Is it okay to increase this if the memory is large enough?

tidb_executor_concurrency introduced from version v5.0

  • Persisted to the cluster: Yes
  • Default value: 5
  • Range: [1, 256]

This variable is used to uniformly set the concurrency of various SQL operators, including:

  • index lookup
  • index lookup join
  • hash join
  • hash aggregation (partial and final stages)
  • window
  • projection

In OOM solutions, it is generally recommended to set it to 1
tidb_executor_concurrency = 1 to trigger the HashAgg spill-to-disk feature.

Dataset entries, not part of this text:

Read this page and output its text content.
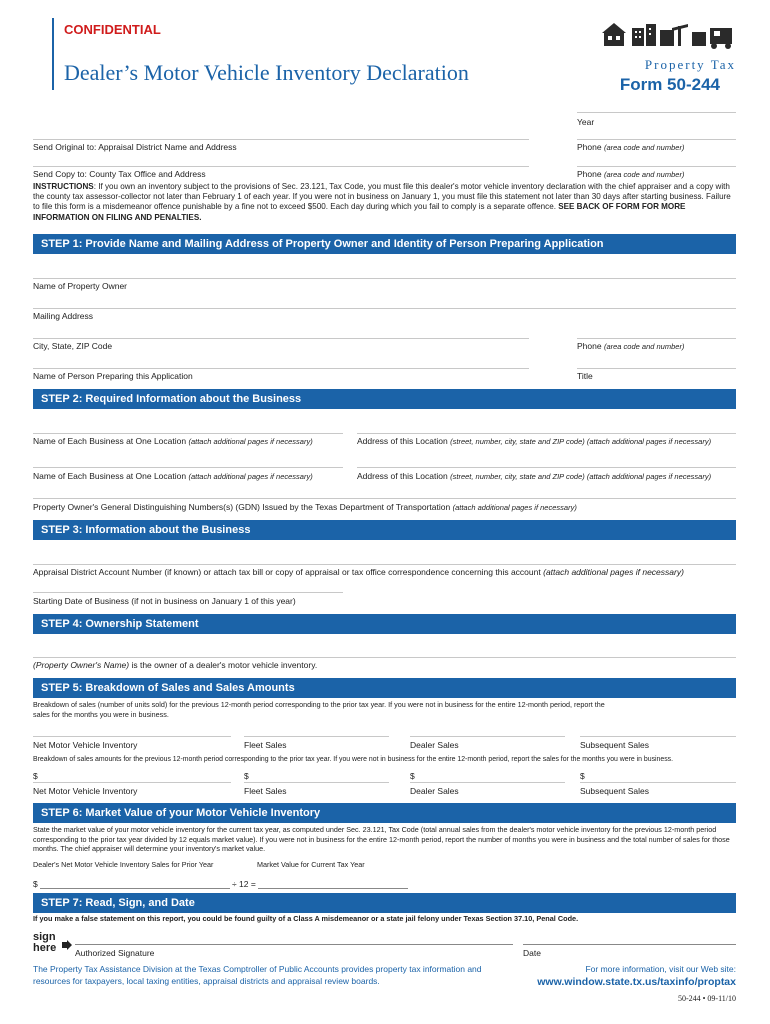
CONFIDENTIAL
Dealer’s Motor Vehicle Inventory Declaration	Property Tax
Form 50-244
Year
Send Original to: Appraisal District Name and Address	Phone (area code and number)
Send Copy to: County Tax Office and Address	Phone (area code and number)
INSTRUCTIONS: If you own an inventory subject to the provisions of Sec. 23.121, Tax Code, you must file this dealer's motor vehicle inventory declaration with the chief appraiser and a copy with the county tax assessor-collector not later than February 1 of each year. If you were not in business on January 1, you must file this statement not later than 30 days after starting business. Failure to file this form is a misdemeanor offence punishable by a fine not to exceed $500. Each day during which you fail to comply is a separate offence. SEE BACK OF FORM FOR MORE INFORMATION ON FILING AND PENALTIES.
STEP 1: Provide Name and Mailing Address of Property Owner and Identity of Person Preparing Application
Name of Property Owner
Mailing Address
City, State, ZIP Code	Phone (area code and number)
Name of Person Preparing this Application	Title
STEP 2: Required Information about the Business
Name of Each Business at One Location (attach additional pages if necessary)	Address of this Location (street, number, city, state and ZIP code) (attach additional pages if necessary)
Name of Each Business at One Location (attach additional pages if necessary)	Address of this Location (street, number, city, state and ZIP code) (attach additional pages if necessary)
Property Owner's General Distinguishing Numbers(s) (GDN) Issued by the Texas Department of Transportation (attach additional pages if necessary)
STEP 3: Information about the Business
Appraisal District Account Number (if known) or attach tax bill or copy of appraisal or tax office correspondence concerning this account (attach additional pages if necessary)
Starting Date of Business (if not in business on January 1 of this year)
STEP 4: Ownership Statement
(Property Owner's Name) is the owner of a dealer's motor vehicle inventory.
STEP 5: Breakdown of Sales and Sales Amounts
Breakdown of sales (number of units sold) for the previous 12-month period corresponding to the prior tax year. If you were not in business for the entire 12-month period, report the sales for the months you were in business.
Net Motor Vehicle Inventory	Fleet Sales	Dealer Sales	Subsequent Sales
Breakdown of sales amounts for the previous 12-month period corresponding to the prior tax year. If you were not in business for the entire 12-month period, report the sales for the months you were in business.
$	$	$	$
Net Motor Vehicle Inventory	Fleet Sales	Dealer Sales	Subsequent Sales
STEP 6: Market Value of your Motor Vehicle Inventory
State the market value of your motor vehicle inventory for the current tax year, as computed under Sec. 23.121, Tax Code (total annual sales from the dealer's motor vehicle inventory for the previous 12-month period corresponding to the prior tax year divided by 12 equals market value). If you were not in business for the entire 12-month period, report the number of months you were in business and the total number of sales for those months. The chief appraiser will determine your inventory's market value.
Dealer's Net Motor Vehicle Inventory Sales for Prior Year	Market Value for Current Tax Year
$	÷ 12 =
STEP 7: Read, Sign, and Date
If you make a false statement on this report, you could be found guilty of a Class A misdemeanor or a state jail felony under Texas Section 37.10, Penal Code.
sign
here Authorized Signature	Date
The Property Tax Assistance Division at the Texas Comptroller of Public Accounts provides property tax information and resources for taxpayers, local taxing entities, appraisal districts and appraisal review boards.
For more information, visit our Web site:
www.window.state.tx.us/taxinfo/proptax
50-244 • 09-11/10
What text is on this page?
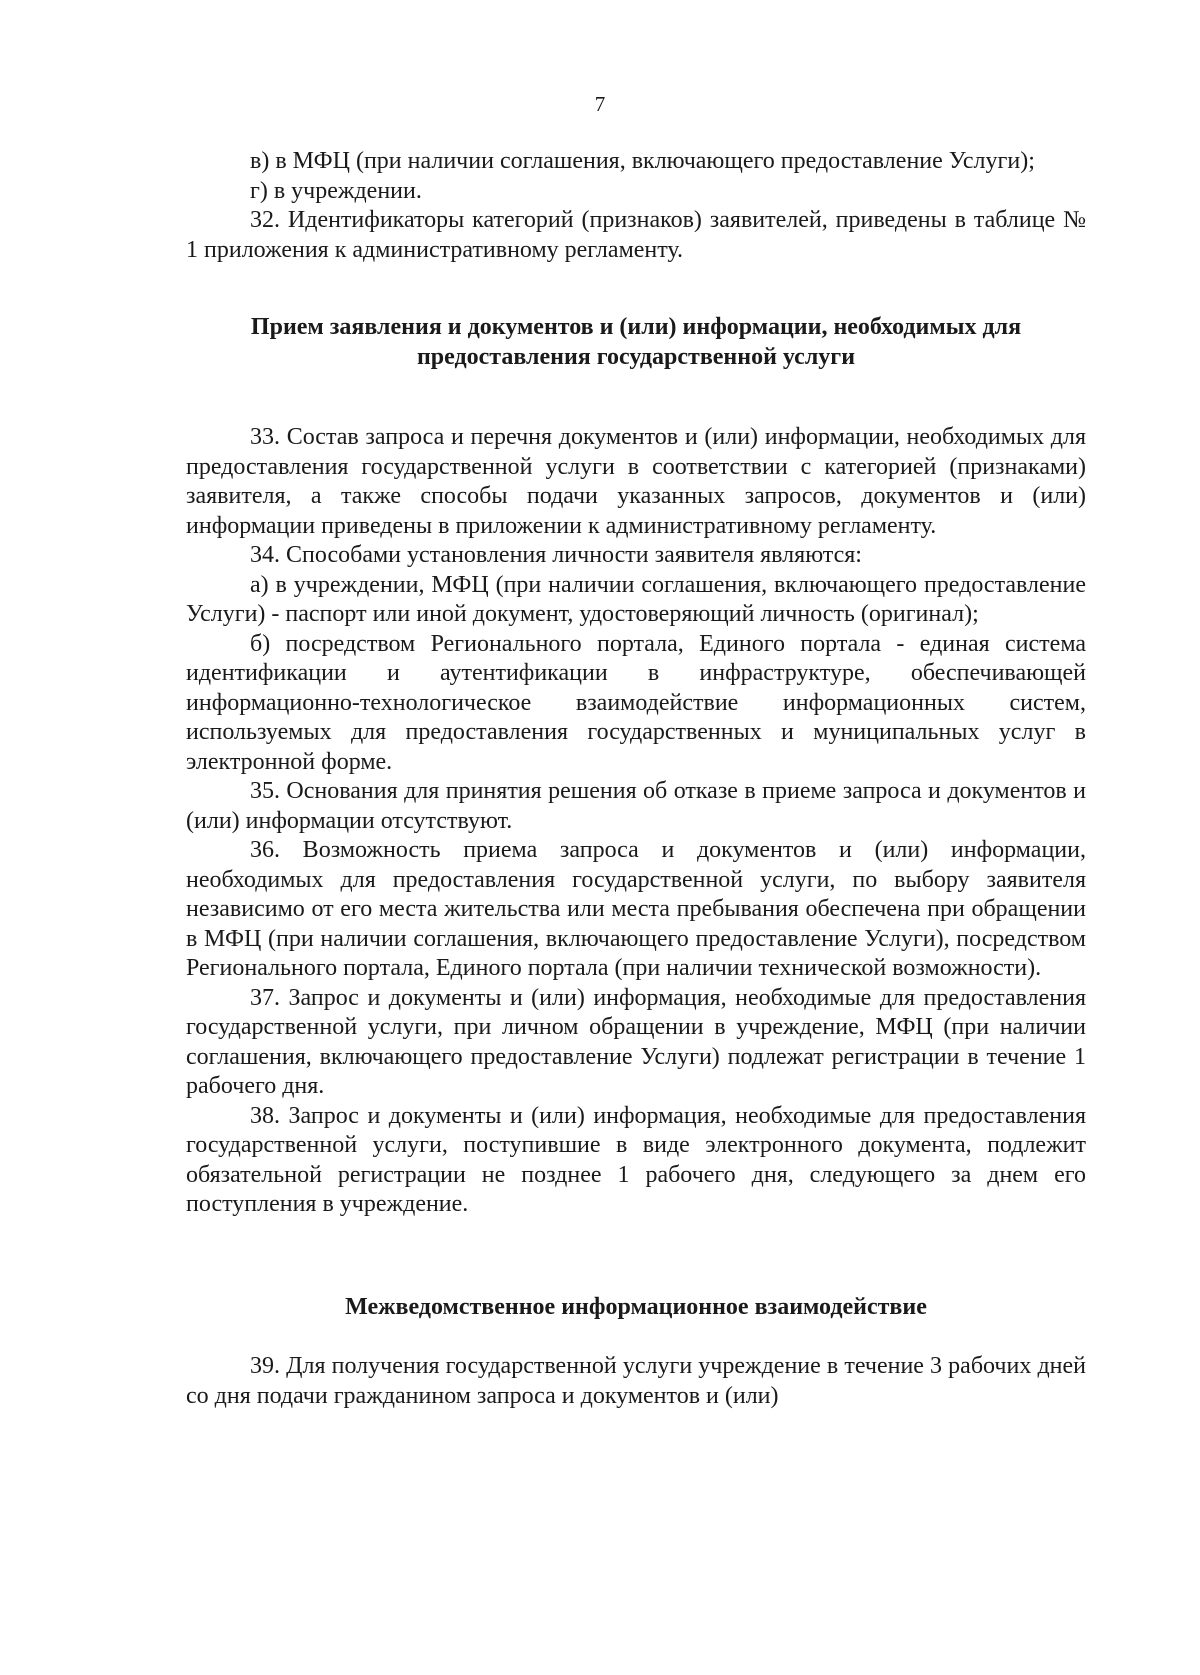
7

в) в МФЦ (при наличии соглашения, включающего предоставление Услуги);

г) в учреждении.

32. Идентификаторы категорий (признаков) заявителей, приведены в таблице № 1 приложения к административному регламенту.

Прием заявления и документов и (или) информации, необходимых для предоставления государственной услуги

33. Состав запроса и перечня документов и (или) информации, необходимых для предоставления государственной услуги в соответствии с категорией (признаками) заявителя, а также способы подачи указанных запросов, документов и (или) информации приведены в приложении к административному регламенту.

34. Способами установления личности заявителя являются:

а) в учреждении, МФЦ (при наличии соглашения, включающего предоставление Услуги) - паспорт или иной документ, удостоверяющий личность (оригинал);

б) посредством Регионального портала, Единого портала - единая система идентификации и аутентификации в инфраструктуре, обеспечивающей информационно-технологическое взаимодействие информационных систем, используемых для предоставления государственных и муниципальных услуг в электронной форме.

35. Основания для принятия решения об отказе в приеме запроса и документов и (или) информации отсутствуют.

36. Возможность приема запроса и документов и (или) информации, необходимых для предоставления государственной услуги, по выбору заявителя независимо от его места жительства или места пребывания обеспечена при обращении в МФЦ (при наличии соглашения, включающего предоставление Услуги), посредством Регионального портала, Единого портала (при наличии технической возможности).

37. Запрос и документы и (или) информация, необходимые для предоставления государственной услуги, при личном обращении в учреждение, МФЦ (при наличии соглашения, включающего предоставление Услуги) подлежат регистрации в течение 1 рабочего дня.

38. Запрос и документы и (или) информация, необходимые для предоставления государственной услуги, поступившие в виде электронного документа, подлежит обязательной регистрации не позднее 1 рабочего дня, следующего за днем его поступления в учреждение.

Межведомственное информационное взаимодействие

39. Для получения государственной услуги учреждение в течение 3 рабочих дней со дня подачи гражданином запроса и документов и (или)
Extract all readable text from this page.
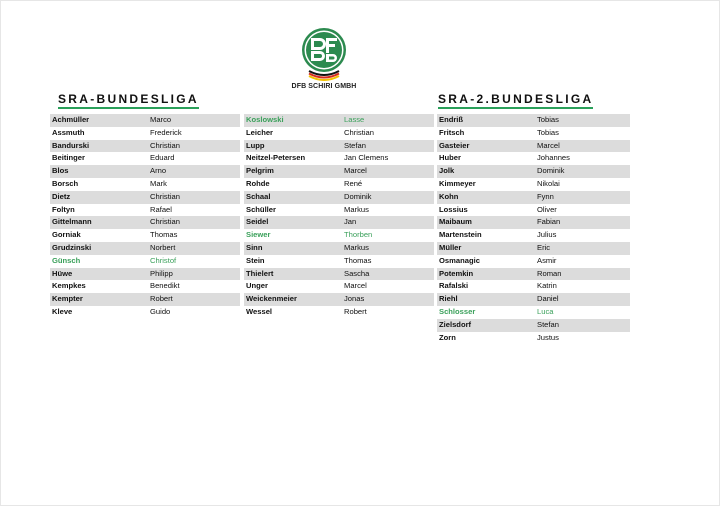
DFB SCHIRI GMBH
SRA-BUNDESLIGA	SRA-2.BUNDESLIGA
Achmüller	Marco
Assmuth	Frederick
Bandurski	Christian
Beitinger	Eduard
Blos	Arno
Borsch	Mark
Dietz	Christian
Foltyn	Rafael
Gittelmann	Christian
Gorniak	Thomas
Grudzinski	Norbert
Günsch	Christof
Hüwe	Philipp
Kempkes	Benedikt
Kempter	Robert
Kleve	Guido
Koslowski	Lasse
Leicher	Christian
Lupp	Stefan
Neitzel-Petersen	Jan Clemens
Pelgrim	Marcel
Rohde	René
Schaal	Dominik
Schüller	Markus
Seidel	Jan
Siewer	Thorben
Sinn	Markus
Stein	Thomas
Thielert	Sascha
Unger	Marcel
Weickenmeier	Jonas
Wessel	Robert
Endriß	Tobias
Fritsch	Tobias
Gasteier	Marcel
Huber	Johannes
Jolk	Dominik
Kimmeyer	Nikolai
Kohn	Fynn
Lossius	Oliver
Maibaum	Fabian
Martenstein	Julius
Müller	Eric
Osmanagic	Asmir
Potemkin	Roman
Rafalski	Katrin
Riehl	Daniel
Schlosser	Luca
Zielsdorf	Stefan
Zorn	Justus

I understand that if the value here is greater than 1, it means that multiple operators can be executed. If it is equal to 1, only one operator is executed. If the data volume is large, it will spill to disk to reduce pressure, but it will consume a lot of memory. One thing I don’t understand is, in most cases, is this faster than multi-threading?

I think it should be similar to Oracle’s parallel execution, consuming CPU and memory. Originally, each operator executed individually and sequentially pulled data into memory. Now, with parallel execution, it can easily put too much pressure on the server.

Setting tidb_executor_concurrency = 1 triggers the HashAgg spill-to-disk feature.
Spilling to disk reduces OOM and doesn’t consume a lot of memory. However, it becomes slower because disk is definitely slower than memory.